I haven't written about her since she died in April, but I've had my birthday card from her sitting on my desk for a few months. It must have been one of the last things she ever wrote before she had the back to back strokes and the heart attack. Strangely, it is the most touching card she has gotten me for a birthday ever and I can't figure out if it's because she actually got to know me a bit better on this last trip or if it was just chance.
The card itself is a fine message, hitting me at a particularly important time to hear it: "Indulge in whatever you love most. Wish big. Laugh long.
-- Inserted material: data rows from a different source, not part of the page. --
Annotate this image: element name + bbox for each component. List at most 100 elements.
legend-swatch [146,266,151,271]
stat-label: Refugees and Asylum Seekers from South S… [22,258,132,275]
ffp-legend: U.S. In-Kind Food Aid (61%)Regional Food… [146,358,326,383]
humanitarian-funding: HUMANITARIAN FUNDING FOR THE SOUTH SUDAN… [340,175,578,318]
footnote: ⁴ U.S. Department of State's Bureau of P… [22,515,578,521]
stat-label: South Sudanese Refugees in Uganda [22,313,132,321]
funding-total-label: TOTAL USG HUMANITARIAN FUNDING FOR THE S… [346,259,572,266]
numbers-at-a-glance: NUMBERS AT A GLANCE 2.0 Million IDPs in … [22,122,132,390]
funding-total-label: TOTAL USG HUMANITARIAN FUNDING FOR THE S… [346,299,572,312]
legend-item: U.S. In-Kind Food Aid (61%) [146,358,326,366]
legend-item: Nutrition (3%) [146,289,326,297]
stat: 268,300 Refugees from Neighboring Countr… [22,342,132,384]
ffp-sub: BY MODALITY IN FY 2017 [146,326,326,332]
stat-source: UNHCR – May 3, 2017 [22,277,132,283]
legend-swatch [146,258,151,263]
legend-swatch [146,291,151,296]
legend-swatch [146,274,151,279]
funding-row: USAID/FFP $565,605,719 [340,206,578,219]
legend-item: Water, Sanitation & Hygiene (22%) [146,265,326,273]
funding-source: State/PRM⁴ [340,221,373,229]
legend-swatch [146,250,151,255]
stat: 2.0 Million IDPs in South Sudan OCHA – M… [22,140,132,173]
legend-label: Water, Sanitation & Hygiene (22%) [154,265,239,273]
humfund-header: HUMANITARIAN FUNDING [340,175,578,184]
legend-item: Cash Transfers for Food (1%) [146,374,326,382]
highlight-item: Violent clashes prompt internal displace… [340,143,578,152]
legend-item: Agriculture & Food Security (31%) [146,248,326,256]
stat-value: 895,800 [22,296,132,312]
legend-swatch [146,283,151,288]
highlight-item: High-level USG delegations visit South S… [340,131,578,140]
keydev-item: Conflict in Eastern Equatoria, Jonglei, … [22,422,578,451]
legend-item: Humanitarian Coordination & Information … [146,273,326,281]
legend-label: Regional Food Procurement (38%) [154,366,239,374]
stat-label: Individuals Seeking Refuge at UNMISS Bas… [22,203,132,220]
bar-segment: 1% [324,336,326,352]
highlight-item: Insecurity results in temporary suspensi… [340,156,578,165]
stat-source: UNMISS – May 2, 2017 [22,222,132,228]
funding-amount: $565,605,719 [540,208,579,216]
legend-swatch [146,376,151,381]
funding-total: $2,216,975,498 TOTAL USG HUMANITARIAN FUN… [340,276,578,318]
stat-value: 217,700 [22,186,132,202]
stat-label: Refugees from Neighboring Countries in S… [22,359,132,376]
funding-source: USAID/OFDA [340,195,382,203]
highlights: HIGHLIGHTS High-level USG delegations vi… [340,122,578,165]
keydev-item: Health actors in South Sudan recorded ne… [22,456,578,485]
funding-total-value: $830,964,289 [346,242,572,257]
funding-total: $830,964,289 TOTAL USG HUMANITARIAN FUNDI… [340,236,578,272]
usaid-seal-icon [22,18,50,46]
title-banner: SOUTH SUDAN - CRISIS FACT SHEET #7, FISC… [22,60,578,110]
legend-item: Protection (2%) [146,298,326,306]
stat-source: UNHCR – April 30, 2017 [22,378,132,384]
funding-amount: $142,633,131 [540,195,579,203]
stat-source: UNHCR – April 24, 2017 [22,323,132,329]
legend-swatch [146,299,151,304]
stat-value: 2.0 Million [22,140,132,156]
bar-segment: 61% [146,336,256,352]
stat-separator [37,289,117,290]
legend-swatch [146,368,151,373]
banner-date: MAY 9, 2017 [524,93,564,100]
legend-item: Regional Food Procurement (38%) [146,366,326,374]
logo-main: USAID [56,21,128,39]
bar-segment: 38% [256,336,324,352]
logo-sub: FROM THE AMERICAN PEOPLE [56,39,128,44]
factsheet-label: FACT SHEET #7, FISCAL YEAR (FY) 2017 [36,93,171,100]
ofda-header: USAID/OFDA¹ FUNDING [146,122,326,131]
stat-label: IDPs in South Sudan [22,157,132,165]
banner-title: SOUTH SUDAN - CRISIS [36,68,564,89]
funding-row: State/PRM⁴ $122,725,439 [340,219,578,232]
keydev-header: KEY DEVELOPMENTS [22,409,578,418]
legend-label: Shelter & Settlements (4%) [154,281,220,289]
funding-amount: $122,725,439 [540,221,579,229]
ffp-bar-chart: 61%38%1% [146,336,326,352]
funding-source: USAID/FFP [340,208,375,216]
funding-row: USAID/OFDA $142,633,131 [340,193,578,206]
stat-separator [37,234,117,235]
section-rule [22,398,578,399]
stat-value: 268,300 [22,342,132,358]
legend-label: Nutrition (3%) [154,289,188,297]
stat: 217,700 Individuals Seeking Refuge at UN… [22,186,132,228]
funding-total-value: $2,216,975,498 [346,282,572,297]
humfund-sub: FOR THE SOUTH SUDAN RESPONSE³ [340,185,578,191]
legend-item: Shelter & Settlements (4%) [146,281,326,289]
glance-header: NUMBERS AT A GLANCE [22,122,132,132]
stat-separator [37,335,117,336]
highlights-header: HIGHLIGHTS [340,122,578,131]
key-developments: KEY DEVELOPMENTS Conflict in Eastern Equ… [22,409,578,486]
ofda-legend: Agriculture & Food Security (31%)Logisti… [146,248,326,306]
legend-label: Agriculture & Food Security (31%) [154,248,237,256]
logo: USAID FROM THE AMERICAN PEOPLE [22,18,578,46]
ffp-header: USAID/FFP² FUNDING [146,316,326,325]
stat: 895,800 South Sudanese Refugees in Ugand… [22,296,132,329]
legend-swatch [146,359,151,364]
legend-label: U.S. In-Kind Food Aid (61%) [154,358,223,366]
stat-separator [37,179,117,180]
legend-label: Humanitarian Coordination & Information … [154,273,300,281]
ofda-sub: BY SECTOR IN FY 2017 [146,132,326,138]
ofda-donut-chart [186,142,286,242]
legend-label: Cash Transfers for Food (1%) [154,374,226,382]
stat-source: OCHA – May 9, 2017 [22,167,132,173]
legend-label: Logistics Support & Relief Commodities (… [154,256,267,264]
Enjoy lots." It is followed by a handwritten inscription "Lots of love and good wishes for many more birthdays, Grandma"...
Anyhow... the last conversation we had was a great departure from her usual "If you're going to get married, could you get married soon? I don't know how much longer I'll be around..." injunctions into a frank discussion of her choice to wait on marriage until she was 30 (almost unheard of in her time) and how happy she was that she had a long, single life because it brought a certain intangible satisfaction to her marriage to Grandpa E.
I unearthed the card today. So I am missing my grandma today.
I've been thinking about the things we talked about recently (god knows why), but I think I'm only just now comfortable enough with myself to really believe that it's not worth my time trying to reign in who I am that is so that I might attract someone. Maybe love isn't a numbers game. The heart of one quality guy over the attentions many subpar matches does sound better. Just remember not to waste too much time on guys I know won't meet my needs (or that I won't meet theirs).
Or maybe I'm just listening to too much Eric Clapton. This is a distinct possibility.